Over the course of a 20-year career in public service, Chris Lu, the Miller Center's Teresa A. Sullivan Practitioner Senior Fellow, worked in all three branches of the federal government, including seven years in the Obama administration. From 2014–17, Lu was the deputy secretary of labor, having been confirmed unanimously by the U.S. Senate. From 2009–13, Lu was the White House cabinet secretary and assistant to the president, serving as the president’s primary liaison to the federal agencies. At the end of the first term, Obama said: “Through his dedication and tireless efforts, Chris has overseen one of the most stable and effective cabinets in history—a cabinet that has produced extraordinary accomplishments over the past four years.”

David Marchick headshot

David Marchick

David Marchick is a retired executive from the Carlyle Group serving in a volunteer role as director of the Center for Presidential Transition at the Partnership for Public Service. He is also an adjunct professor at the Tuck School of Business at Dartmouth as a senior of counsel at the firm Covington & Burling. He also serves on a number of corporate and non-profit boards of directors. Marchick spent 12 years at the Carlyle Group and most recently served as managing director and global head of external affairs and as a member of Carlyle’s management committee. He led Carlyle’s regulatory and government affairs, communications and branding, and sustainability efforts. 

Kathryn Dunn Tenpas headshot

Kathryn Dunn Tenpas

Kathryn Dunn Tenpas is a nonresident senior fellow with Governance Studies at the Brookings Institution, senior research director for the White House Transition Project, a fellow with the Center for Presidential Transition at the Partnership for Public Service, and secretary of the Governance Institute. Tenpas is a scholar of the American presidency focusing on White House staffing, presidential transitions, and the intersection of politics and policy within the presidency (e.g., presidential reelection campaigns, trends in presidential travel, and polling).

William Antholis headshot

William Antholis (moderator)

William Antholis serves as director and CEO of the Miller Center. Immediately prior, he was managing director at The Brookings Institution, and from 1995 to 1999 he served in government. At the White House, he was director of international economic affairs on the staff of the National Security Council and National Economic Council, where he served as the chief staff person for the G8 Summits in 1997 and 1998. Antholis is the author of Inside Out India and China: Local Politics Go Global and, with Strobe Talbot,Fast Forward: Ethics and Politics in the Age of Global Warming.

Mary Kate Cary headshot

Mary Kate Cary (moderator)

Mary Kate Cary, a Miller Center practitioner senior fellow, served as a White House speechwriter for President George H. W. Bush from 1989 to early 1992, authoring more than 100 of his presidential addresses. She also has ghostwritten several books related to President Bush’s life and career and served as senior writer for communications for the 1988 Bush-Quayle presidential campaign.

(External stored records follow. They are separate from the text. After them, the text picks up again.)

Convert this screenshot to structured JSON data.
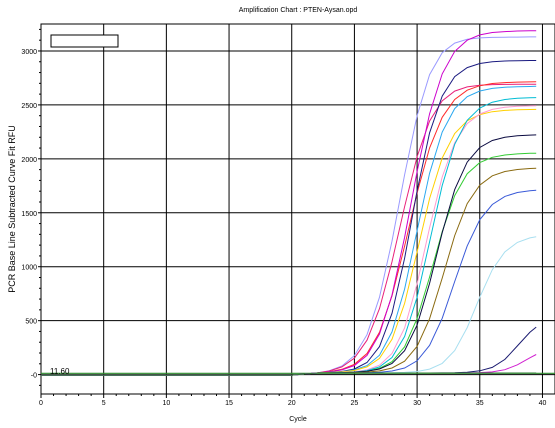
{
  "chart_data": {
    "type": "line",
    "title": "Amplification Chart : PTEN-Aysan.opd",
    "xlabel": "Cycle",
    "ylabel": "PCR Base Line Subtracted Curve Fit RFU",
    "xlim": [
      0,
      41
    ],
    "ylim": [
      -180,
      3250
    ],
    "x_ticks": [
      0,
      5,
      10,
      15,
      20,
      25,
      30,
      35,
      40
    ],
    "y_ticks": [
      0,
      500,
      1000,
      1500,
      2000,
      2500,
      3000
    ],
    "y_tick_labels": [
      "-0",
      "500",
      "1000",
      "1500",
      "2000",
      "2500",
      "3000"
    ],
    "grid": true,
    "legend": "top-left (empty box)",
    "threshold": {
      "value": 11.6,
      "label": "11.60",
      "color": "#2a8a2a"
    },
    "x": [
      0,
      1,
      2,
      3,
      4,
      5,
      6,
      7,
      8,
      9,
      10,
      11,
      12,
      13,
      14,
      15,
      16,
      17,
      18,
      19,
      20,
      21,
      22,
      23,
      24,
      25,
      26,
      27,
      28,
      29,
      30,
      31,
      32,
      33,
      34,
      35,
      36,
      37,
      38,
      39,
      39.5
    ],
    "series": [
      {
        "color": "#9a9aff",
        "values": [
          -5,
          -5,
          -5,
          -5,
          -5,
          -5,
          -5,
          -5,
          -5,
          -5,
          -5,
          -5,
          -5,
          -5,
          -5,
          -5,
          -5,
          -5,
          -5,
          -5,
          -5,
          5,
          15,
          36,
          80,
          176,
          370,
          717,
          1237,
          1852,
          2401,
          2781,
          2984,
          3073,
          3108,
          3121,
          3126,
          3128,
          3129,
          3130,
          3130
        ]
      },
      {
        "color": "#e8207a",
        "values": [
          -5,
          -5,
          -5,
          -5,
          -5,
          -5,
          -5,
          -5,
          -5,
          -5,
          -5,
          -5,
          -5,
          -5,
          -5,
          -5,
          -5,
          -5,
          -5,
          -5,
          -5,
          5,
          15,
          33,
          71,
          153,
          319,
          612,
          1046,
          1556,
          2021,
          2351,
          2537,
          2628,
          2667,
          2682,
          2688,
          2690,
          2691,
          2692,
          2692
        ]
      },
      {
        "color": "#ff2a2a",
        "values": [
          -5,
          -5,
          -5,
          -5,
          -5,
          -5,
          -5,
          -5,
          -5,
          -5,
          -5,
          -5,
          -5,
          -5,
          -5,
          -5,
          -5,
          -5,
          -5,
          -5,
          -5,
          5,
          15,
          27,
          49,
          95,
          195,
          392,
          729,
          1191,
          1684,
          2101,
          2385,
          2550,
          2636,
          2678,
          2698,
          2707,
          2711,
          2713,
          2714
        ]
      },
      {
        "color": "#cc00cc",
        "values": [
          -5,
          -5,
          -5,
          -5,
          -5,
          -5,
          -5,
          -5,
          -5,
          -5,
          -5,
          -5,
          -5,
          -5,
          -5,
          -5,
          -5,
          -5,
          -5,
          -5,
          -5,
          5,
          15,
          25,
          43,
          84,
          178,
          376,
          738,
          1272,
          1883,
          2418,
          2787,
          2996,
          3100,
          3149,
          3171,
          3180,
          3185,
          3187,
          3187
        ]
      },
      {
        "color": "#1a1a80",
        "values": [
          -5,
          -5,
          -5,
          -5,
          -5,
          -5,
          -5,
          -5,
          -5,
          -5,
          -5,
          -5,
          -5,
          -5,
          -5,
          -5,
          -5,
          -5,
          -5,
          -5,
          -5,
          5,
          15,
          20,
          29,
          52,
          112,
          259,
          568,
          1078,
          1704,
          2241,
          2582,
          2762,
          2846,
          2884,
          2900,
          2907,
          2910,
          2912,
          2912
        ]
      },
      {
        "color": "#2aa8f0",
        "values": [
          -5,
          -5,
          -5,
          -5,
          -5,
          -5,
          -5,
          -5,
          -5,
          -5,
          -5,
          -5,
          -5,
          -5,
          -5,
          -5,
          -5,
          -5,
          -5,
          -5,
          -5,
          5,
          15,
          20,
          27,
          43,
          83,
          180,
          396,
          792,
          1335,
          1867,
          2248,
          2466,
          2576,
          2629,
          2653,
          2664,
          2669,
          2671,
          2672
        ]
      },
      {
        "color": "#ffd000",
        "values": [
          -5,
          -5,
          -5,
          -5,
          -5,
          -5,
          -5,
          -5,
          -5,
          -5,
          -5,
          -5,
          -5,
          -5,
          -5,
          -5,
          -5,
          -5,
          -5,
          -5,
          -5,
          5,
          15,
          19,
          25,
          38,
          71,
          150,
          327,
          660,
          1138,
          1632,
          2008,
          2235,
          2353,
          2410,
          2437,
          2449,
          2455,
          2457,
          2458
        ]
      },
      {
        "color": "#ff9ad0",
        "values": [
          -5,
          -5,
          -5,
          -5,
          -5,
          -5,
          -5,
          -5,
          -5,
          -5,
          -5,
          -5,
          -5,
          -5,
          -5,
          -5,
          -5,
          -5,
          -5,
          -5,
          -5,
          5,
          15,
          17,
          20,
          26,
          43,
          87,
          195,
          432,
          843,
          1362,
          1832,
          2150,
          2327,
          2416,
          2458,
          2478,
          2487,
          2491,
          2492
        ]
      },
      {
        "color": "#33cc33",
        "values": [
          -5,
          -5,
          -5,
          -5,
          -5,
          -5,
          -5,
          -5,
          -5,
          -5,
          -5,
          -5,
          -5,
          -5,
          -5,
          -5,
          -5,
          -5,
          -5,
          -5,
          -5,
          5,
          15,
          16,
          18,
          22,
          32,
          58,
          119,
          258,
          520,
          905,
          1325,
          1659,
          1862,
          1965,
          2014,
          2036,
          2046,
          2051,
          2052
        ]
      },
      {
        "color": "#00bcd4",
        "values": [
          -5,
          -5,
          -5,
          -5,
          -5,
          -5,
          -5,
          -5,
          -5,
          -5,
          -5,
          -5,
          -5,
          -5,
          -5,
          -5,
          -5,
          -5,
          -5,
          -5,
          -5,
          5,
          15,
          16,
          18,
          23,
          37,
          71,
          158,
          353,
          718,
          1231,
          1753,
          2135,
          2357,
          2471,
          2525,
          2550,
          2562,
          2567,
          2568
        ]
      },
      {
        "color": "#0a0a40",
        "values": [
          -5,
          -5,
          -5,
          -5,
          -5,
          -5,
          -5,
          -5,
          -5,
          -5,
          -5,
          -5,
          -5,
          -5,
          -5,
          -5,
          -5,
          -5,
          -5,
          -5,
          -5,
          5,
          15,
          16,
          17,
          21,
          30,
          52,
          103,
          221,
          459,
          846,
          1315,
          1715,
          1970,
          2105,
          2170,
          2200,
          2214,
          2220,
          2222
        ]
      },
      {
        "color": "#8a6a10",
        "values": [
          -5,
          -5,
          -5,
          -5,
          -5,
          -5,
          -5,
          -5,
          -5,
          -5,
          -5,
          -5,
          -5,
          -5,
          -5,
          -5,
          -5,
          -5,
          -5,
          -5,
          -5,
          5,
          15,
          16,
          16,
          18,
          23,
          34,
          61,
          124,
          262,
          518,
          894,
          1288,
          1585,
          1757,
          1843,
          1883,
          1901,
          1910,
          1912
        ]
      },
      {
        "color": "#3a5ad8",
        "values": [
          -5,
          -5,
          -5,
          -5,
          -5,
          -5,
          -5,
          -5,
          -5,
          -5,
          -5,
          -5,
          -5,
          -5,
          -5,
          -5,
          -5,
          -5,
          -5,
          -5,
          -5,
          5,
          15,
          15,
          16,
          16,
          17,
          21,
          33,
          61,
          128,
          271,
          522,
          863,
          1193,
          1436,
          1577,
          1652,
          1688,
          1705,
          1709
        ]
      },
      {
        "color": "#a8dff0",
        "values": [
          -5,
          -5,
          -5,
          -5,
          -5,
          -5,
          -5,
          -5,
          -5,
          -5,
          -5,
          -5,
          -5,
          -5,
          -5,
          -5,
          -5,
          -5,
          -5,
          -5,
          -5,
          5,
          15,
          15,
          15,
          15,
          15,
          15,
          17,
          20,
          29,
          51,
          104,
          222,
          436,
          717,
          972,
          1138,
          1225,
          1267,
          1277
        ]
      },
      {
        "color": "#1a1a70",
        "values": [
          -5,
          -5,
          -5,
          -5,
          -5,
          -5,
          -5,
          -5,
          -5,
          -5,
          -5,
          -5,
          -5,
          -5,
          -5,
          -5,
          -5,
          -5,
          -5,
          -5,
          -5,
          5,
          15,
          15,
          15,
          15,
          15,
          15,
          15,
          15,
          15,
          15,
          16,
          17,
          22,
          35,
          67,
          141,
          266,
          392,
          440
        ]
      },
      {
        "color": "#d020d0",
        "values": [
          -5,
          -5,
          -5,
          -5,
          -5,
          -5,
          -5,
          -5,
          -5,
          -5,
          -5,
          -5,
          -5,
          -5,
          -5,
          -5,
          -5,
          -5,
          -5,
          -5,
          -5,
          5,
          15,
          15,
          15,
          15,
          15,
          15,
          15,
          15,
          15,
          15,
          15,
          15,
          16,
          18,
          25,
          45,
          91,
          156,
          186
        ]
      },
      {
        "color": "#2e7d32",
        "values": [
          -5,
          -5,
          -5,
          -5,
          -5,
          -5,
          -5,
          -5,
          -5,
          -5,
          -5,
          -5,
          -5,
          -5,
          -5,
          -5,
          -5,
          -5,
          -5,
          -5,
          -5,
          5,
          15,
          15,
          15,
          15,
          15,
          15,
          15,
          15,
          15,
          15,
          15,
          15,
          15,
          15,
          15,
          15,
          15,
          15,
          15
        ]
      }
    ]
  }
}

Today, Cary is asked to write speeches, presentations, and reports for a variety of national political, corporate, and nonprofit leaders. Her assignments have included State of the Union responses, Republican National Convention addresses, and TED talks. She served as founding managing editor of the daily political news service The Hotline, as a staffer at ABC News’ This Week with David Brinkley, and as a columnist at U.S. News & World Report.